I drank it when we met the gas,

beyond Gethsemane!"

 

Today, we recognize the willingness of many people
to drink the cup of suffering
and follow Christ beyond Gethsemane and to the Cross.    
We remember the sacrifices of two world wars -
tens of thousands who lived sacrificial lives,
and tens of thousands who died sacrificial deaths –
in one way or another all giving their lives for others.    
We thank God for all who showed that
out of the deepest darkness of slaughter
the spirit of sacrifice could still emerge.

 

 

The Sacrifice of Peace

 

So we honour our dead.   

And yet – do we not need to ask questions
about our lives since the two world wars?     
Why is it that as a country
we are so often prepared to lay down our lives for one another in war,
but not in peace?

 

R.H. Tawney, the great historian,
was almost killed on the Somme in the first world war.   
Caught in no man's land, he was finally rescued,
one of fifty out of eight hundred who survived
one of those suicidal pushes over the top.   
Returning home, he was appalled
by the class-ridden snobbery and selfishness of England
once the war was over.   
He wrote asking why the spirit of sacrifice
could not carry over into peace time.    
Why, he asked, is the idea of a munitions factory run for personal profit
so scandalous in wartime,
and yet so readily acceptable in peace time?    

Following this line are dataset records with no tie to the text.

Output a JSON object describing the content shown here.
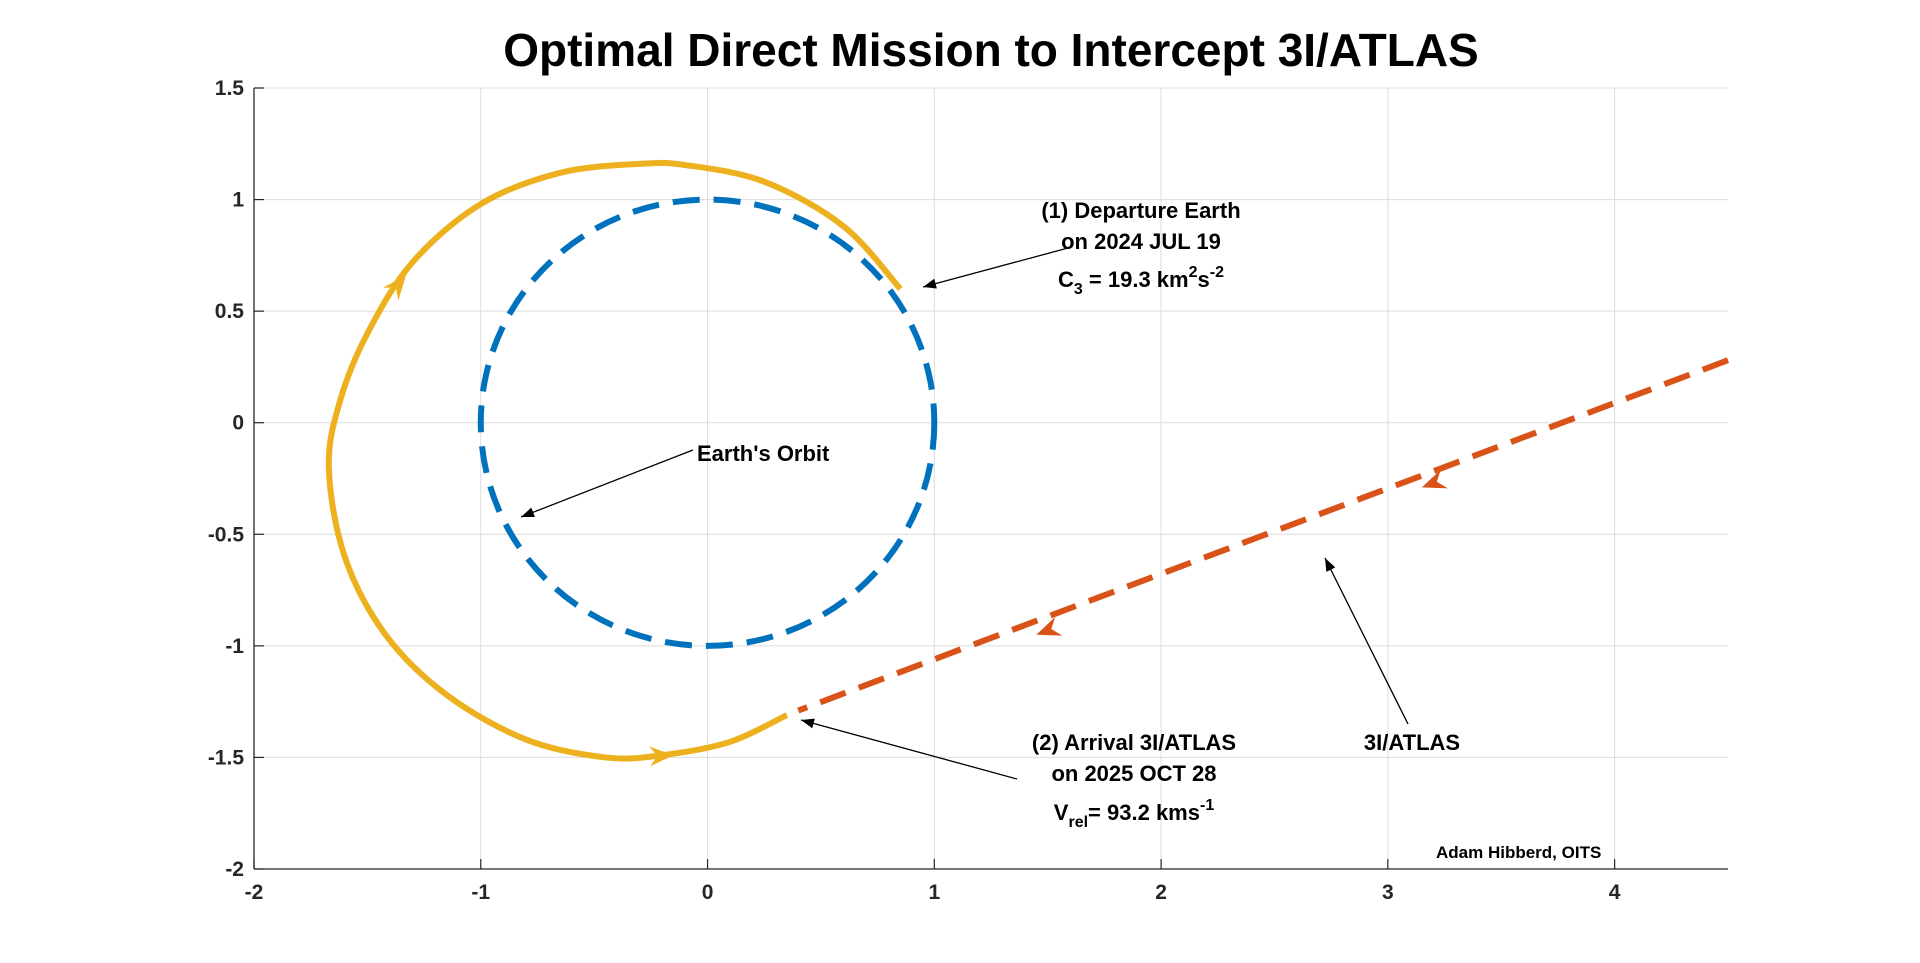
{
  "chart_data": {
    "type": "line",
    "title": "Optimal Direct Mission to Intercept 3I/ATLAS",
    "xlabel": "",
    "ylabel": "",
    "xlim": [
      -2,
      4.5
    ],
    "ylim": [
      -2,
      1.5
    ],
    "x_ticks": [
      -2,
      -1,
      0,
      1,
      2,
      3,
      4
    ],
    "y_ticks": [
      -2,
      -1.5,
      -1,
      -0.5,
      0,
      0.5,
      1,
      1.5
    ],
    "x_tick_labels": [
      "-2",
      "-1",
      "0",
      "1",
      "2",
      "3",
      "4"
    ],
    "y_tick_labels": [
      "-2",
      "-1.5",
      "-1",
      "-0.5",
      "0",
      "0.5",
      "1",
      "1.5"
    ],
    "grid": true,
    "series": [
      {
        "color": "#0072BD",
        "style": "dashed",
        "x": [
          1.0,
          0.866,
          0.5,
          0.0,
          -0.5,
          -0.866,
          -1.0,
          -0.866,
          -0.5,
          0.0,
          0.5,
          0.866,
          1.0
        ],
        "y": [
          0.0,
          0.5,
          0.866,
          1.0,
          0.866,
          0.5,
          0.0,
          -0.5,
          -0.866,
          -1.0,
          -0.866,
          -0.5,
          0.0
        ]
      },
      {
        "color": "#EDB120",
        "style": "solid",
        "x": [
          0.85,
          0.6,
          0.25,
          -0.1,
          -0.3,
          -0.65,
          -1.0,
          -1.3,
          -1.5,
          -1.62,
          -1.67,
          -1.6,
          -1.42,
          -1.15,
          -0.8,
          -0.45,
          -0.2,
          0.1,
          0.35
        ],
        "y": [
          0.6,
          0.88,
          1.08,
          1.155,
          1.16,
          1.12,
          0.98,
          0.72,
          0.4,
          0.1,
          -0.2,
          -0.6,
          -0.95,
          -1.22,
          -1.42,
          -1.5,
          -1.49,
          -1.43,
          -1.31
        ]
      },
      {
        "color": "#D95319",
        "style": "dashed",
        "x": [
          4.5,
          0.4
        ],
        "y": [
          0.28,
          -1.29
        ]
      }
    ],
    "annotations": [
      {
        "lines": [
          "(1) Departure Earth",
          "on 2024 JUL 19"
        ],
        "formula": {
          "a": "C",
          "a_sub": "3",
          "b": " = 19.3 km",
          "b_sup": "2",
          "c": "s",
          "c_sup": "-2"
        }
      },
      {
        "lines": [
          "Earth's Orbit"
        ]
      },
      {
        "lines": [
          "(2) Arrival 3I/ATLAS",
          "on 2025 OCT 28"
        ],
        "formula": {
          "a": "V",
          "a_sub": "rel",
          "b": "= 93.2 kms",
          "b_sup": "-1"
        }
      },
      {
        "lines": [
          "3I/ATLAS"
        ]
      },
      {
        "lines": [
          "Adam Hibberd, OITS"
        ]
      }
    ]
  }
}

With Tawney we might pause to wonder why.

 

Men and women can so easily come together in self-sacrificial fellowship
around the business of the battlefield,
and yet return to greed and selfishness and every one for themselves
as soon as military conflict ceases.

 

After both world wars we were bidden to build a land fit for heroes.   

 

And yet I am haunted by a press photo from the early 1920s.   
A group of unemployed ex-soldiers
is marching down Whitehall on Armistice Day.
They are wearing not their medals but pawn tickets –
pinned where the medals should have been –
because they have had to pawn their medals
to buy bread for their wives and children.

 

 

I remember one Remembrance Sunday in a previous Church - 

one of the senior members of my congregation

coming up in the middle of the service and asking if he could say something.    
And very movingly, and without prior arrangement,
he shared with the congregation
some of his childhood memories of the first world war.       
He concluded:
“And when my father came back from the war he couldn’t get work –
he had nothing – he was treated like dirt.”

 

 

A land fit for heroes?    
Or a land abandoning sacrifice of war for the selfishness of peace?

 

“Your country needs you” was the old Kitchener poster.   
Yes – our country needs us, in war and peace.   
And what our country – every country - needs are true patriots –
who continue to fight for love and justice and integrity
and dignity and equality for all people
 as much in peacetime as in war.

 

To follow the path from Gethsemane means finding ourselves
in the trenches of the Somme, on the march from Jarrow,
in the camps of Ramala and the streets of Fallujah -
anywhere, everywhere, where there is suffering and struggle
and concern for the needs of our sisters and brothers.

 

In our age, we may not be called to fight in the jungles of Burma
or brave the convoys of the North Atlantic.    
We are no longer cooking with dried eggs
or saying our prayers in the bomb shelters.    
And yet we are still in a world
that needs desperately the spirit of love and self-giving sacrifice.

 

As we remember together those who lived that creed 60 years ago and more,
let us commit ourselves afresh to honour them in the best way possible –
in family, civic and national life –
by living out our lives in that same spirit of love, sacrifice and mutual care.   
For it is for every generation
that Christ walked the path from Gethsemane to Calvary.   
And it is to every generation that he says:
Take up your cross and follow me".

 

May we heed his call, and follow in his footsteps.